Frank Sinatra – A Performer for the Generations
From legendary baritone to Academy Award-winning movie star, Frank Sinatra stood at the forefront of an entire generation of crooners and is rightfully known as one of the most successful singers and performers of the 20th century with his recordings having sold over 150 million copies worldwide.
Born to Italian immigrants on December 12, 1915, in Hoboken, New Jersey, Frank Sinatra was an enterprising yet frequently undisciplined youth who began singing for tips at the age of 8 at a neighborhood bar. After dropping out of school (or by some accounts being kicked out of high school) the teenage Sinatra began singing professionally in the 1930s. Completely self-taught, Frank would never read music and learned everything by ear.
During the late ‘30s, minor radio coverage of Sinatra’s nightclub stints demonstrated the young singer’s talents to bandleader Harry James, with whom Sinatra made some of his earliest recordings. Then in 1939, Sinatra was asked by popular bandleader Tommy Dorsey to join his band. Wildly successful at the time, the Tommy Dorsey Band featured the 25-year-old Frank Sinatra for the first time in January of 1940. Sinatra went on to record 80 or so songs with the Dorsey Band and he claimed to have taught himself breath control by watching trombone virtuoso Tommy Dorsey play each night.
Unable to serve during WWII due to a punctured eardrum, Sinatra continued his meteoric rise to stardom while serenading the lonely young women left stateside, while riots were reported at some of his shows. Such fanfare was attributed to the fact that the still youthful Frank Sinatra appealed to teen audiences unlike many of the big band singers before him. Additionally, the early to mid-‘40s saw the start of Sinatra’s acting career, with the multi-talented performer winning a special Academy Award as a cast member of 1945’s The House I Live In.
Following the war, Sinatra’s popularity waned as he began to show signs of aging in his mid-30s and as a result, he lost recording and film work. However, August 5, 1953, saw the release of the drama From Here to Eternity in which Sinatra was cast as a soldier stationed in Hawaii prior to the attack on Pearl Harbor.
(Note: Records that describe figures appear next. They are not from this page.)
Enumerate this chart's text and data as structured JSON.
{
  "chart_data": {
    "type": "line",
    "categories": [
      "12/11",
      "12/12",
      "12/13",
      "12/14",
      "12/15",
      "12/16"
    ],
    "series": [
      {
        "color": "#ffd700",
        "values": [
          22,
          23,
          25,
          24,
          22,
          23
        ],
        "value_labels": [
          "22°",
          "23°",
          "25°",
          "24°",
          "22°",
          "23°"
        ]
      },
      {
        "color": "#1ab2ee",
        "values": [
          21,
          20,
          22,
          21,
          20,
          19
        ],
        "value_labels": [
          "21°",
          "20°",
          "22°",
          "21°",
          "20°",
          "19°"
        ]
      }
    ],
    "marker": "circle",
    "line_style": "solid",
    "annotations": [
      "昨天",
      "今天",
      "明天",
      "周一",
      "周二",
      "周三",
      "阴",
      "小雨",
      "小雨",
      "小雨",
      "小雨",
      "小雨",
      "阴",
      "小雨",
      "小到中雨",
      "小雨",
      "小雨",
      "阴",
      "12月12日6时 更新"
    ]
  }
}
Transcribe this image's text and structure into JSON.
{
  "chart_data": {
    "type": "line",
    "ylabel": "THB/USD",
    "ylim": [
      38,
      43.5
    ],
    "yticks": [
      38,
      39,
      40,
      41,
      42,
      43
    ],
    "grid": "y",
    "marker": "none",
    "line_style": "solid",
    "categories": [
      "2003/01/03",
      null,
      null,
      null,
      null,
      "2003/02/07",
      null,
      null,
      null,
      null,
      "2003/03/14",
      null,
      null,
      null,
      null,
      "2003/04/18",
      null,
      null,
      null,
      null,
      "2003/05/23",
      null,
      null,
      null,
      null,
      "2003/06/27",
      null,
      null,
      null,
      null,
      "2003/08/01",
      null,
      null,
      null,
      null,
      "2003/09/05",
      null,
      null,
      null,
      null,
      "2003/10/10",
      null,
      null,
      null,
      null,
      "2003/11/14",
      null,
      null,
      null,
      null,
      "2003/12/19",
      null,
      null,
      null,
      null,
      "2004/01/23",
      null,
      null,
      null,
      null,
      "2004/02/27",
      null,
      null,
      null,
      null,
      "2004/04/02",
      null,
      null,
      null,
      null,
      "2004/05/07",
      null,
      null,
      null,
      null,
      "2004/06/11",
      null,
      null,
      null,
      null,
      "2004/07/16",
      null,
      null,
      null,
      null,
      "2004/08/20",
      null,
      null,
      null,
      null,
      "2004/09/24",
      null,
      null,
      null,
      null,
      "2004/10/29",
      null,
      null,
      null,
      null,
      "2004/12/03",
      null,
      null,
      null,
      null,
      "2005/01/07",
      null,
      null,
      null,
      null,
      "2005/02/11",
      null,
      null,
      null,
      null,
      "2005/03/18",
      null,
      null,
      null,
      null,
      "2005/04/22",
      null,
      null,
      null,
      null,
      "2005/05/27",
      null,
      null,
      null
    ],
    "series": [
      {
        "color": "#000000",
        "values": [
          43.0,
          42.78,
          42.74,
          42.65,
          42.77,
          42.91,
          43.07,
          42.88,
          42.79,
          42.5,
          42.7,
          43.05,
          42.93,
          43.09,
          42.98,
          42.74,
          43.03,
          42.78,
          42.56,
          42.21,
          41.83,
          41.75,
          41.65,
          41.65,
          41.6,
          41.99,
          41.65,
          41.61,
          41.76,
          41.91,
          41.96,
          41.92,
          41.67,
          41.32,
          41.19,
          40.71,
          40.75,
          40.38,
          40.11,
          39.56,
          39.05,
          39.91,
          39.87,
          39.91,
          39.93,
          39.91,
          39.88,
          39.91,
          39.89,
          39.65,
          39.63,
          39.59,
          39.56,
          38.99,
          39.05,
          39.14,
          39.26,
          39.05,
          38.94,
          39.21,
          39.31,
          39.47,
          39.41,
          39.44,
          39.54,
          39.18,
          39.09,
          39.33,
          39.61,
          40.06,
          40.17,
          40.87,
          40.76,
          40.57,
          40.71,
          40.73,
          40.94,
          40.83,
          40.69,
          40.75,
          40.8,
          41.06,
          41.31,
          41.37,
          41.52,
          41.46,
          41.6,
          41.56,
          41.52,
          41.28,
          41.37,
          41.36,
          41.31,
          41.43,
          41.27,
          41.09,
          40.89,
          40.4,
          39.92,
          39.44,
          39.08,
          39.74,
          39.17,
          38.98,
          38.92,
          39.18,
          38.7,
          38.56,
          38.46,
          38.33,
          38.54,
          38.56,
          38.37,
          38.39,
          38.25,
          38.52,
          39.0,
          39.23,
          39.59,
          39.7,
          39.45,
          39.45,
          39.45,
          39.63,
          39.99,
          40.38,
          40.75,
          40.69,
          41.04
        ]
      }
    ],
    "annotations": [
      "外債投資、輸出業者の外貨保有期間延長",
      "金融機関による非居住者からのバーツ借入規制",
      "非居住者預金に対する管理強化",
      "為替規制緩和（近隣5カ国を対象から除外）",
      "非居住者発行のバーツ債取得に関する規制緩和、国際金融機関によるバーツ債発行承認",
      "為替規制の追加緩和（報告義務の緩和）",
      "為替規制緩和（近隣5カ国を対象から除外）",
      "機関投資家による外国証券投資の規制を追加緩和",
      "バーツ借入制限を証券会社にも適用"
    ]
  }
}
Sinatra subsequently won an Academy Award for Best Supporting Actor for his role in the movie and his then rocky career was once again propelled to prominence. The 1950’s also marked the period in which Sinatra was married to Hollywood femme fatale Ava Gardner. Frank’s marriage to the beautiful actress was characterized as both intense and tumultuous and was over prior to the decade’s end.
With Sinatra on top of the entertainment world by the mid-1960s, the singer was credited for both creating and performing with the “Rat Pack,” a sensational super-group of sorts comprised of Sammy Davis, Jr., Dean Martin, Peter Lawford, and Joey Bishop. Throughout the ‘60s, Sinatra and the rest of the “Pack” were able to balance a sense of class and sophistication lauded and appreciated by older generations with the martini-downing, chain-smoking, women-juggling, and dice-rolling ethos of a younger, more rebellious crowd. Musically, 1964’s “Fly Me to the Moon” remains the quintessence of Sinatra’s “Rat Pack” era style and class with his clear vocals effortlessly hovering over the jazzy flourishes of the up-tempo tune.
The next two decades saw Sinatra go into retirement, successfully return with well-received music, change record labels a handful of times, and, in 1981, release what many consider to be his last great album – She Shot Me Down. In 1993, Frank released Duets, a commercially successful album that once again brought the then 77-year-old singer’s music to a younger generation.
Frank Sinatra performed for the final time in 1995 at the Palm Desert Marriott Hotel ballroom in California. Following a number of on-going health problems throughout the mid-‘90s, Frank Sinatra died from a heart attack on May 14, 1998. Sinatra will be remembered by his legions of fans around the world as one of the most recognizable and successful singers and performers of the 20th century and will be forever immortalized by the countless classic recordings he left for current and future generations to enjoy.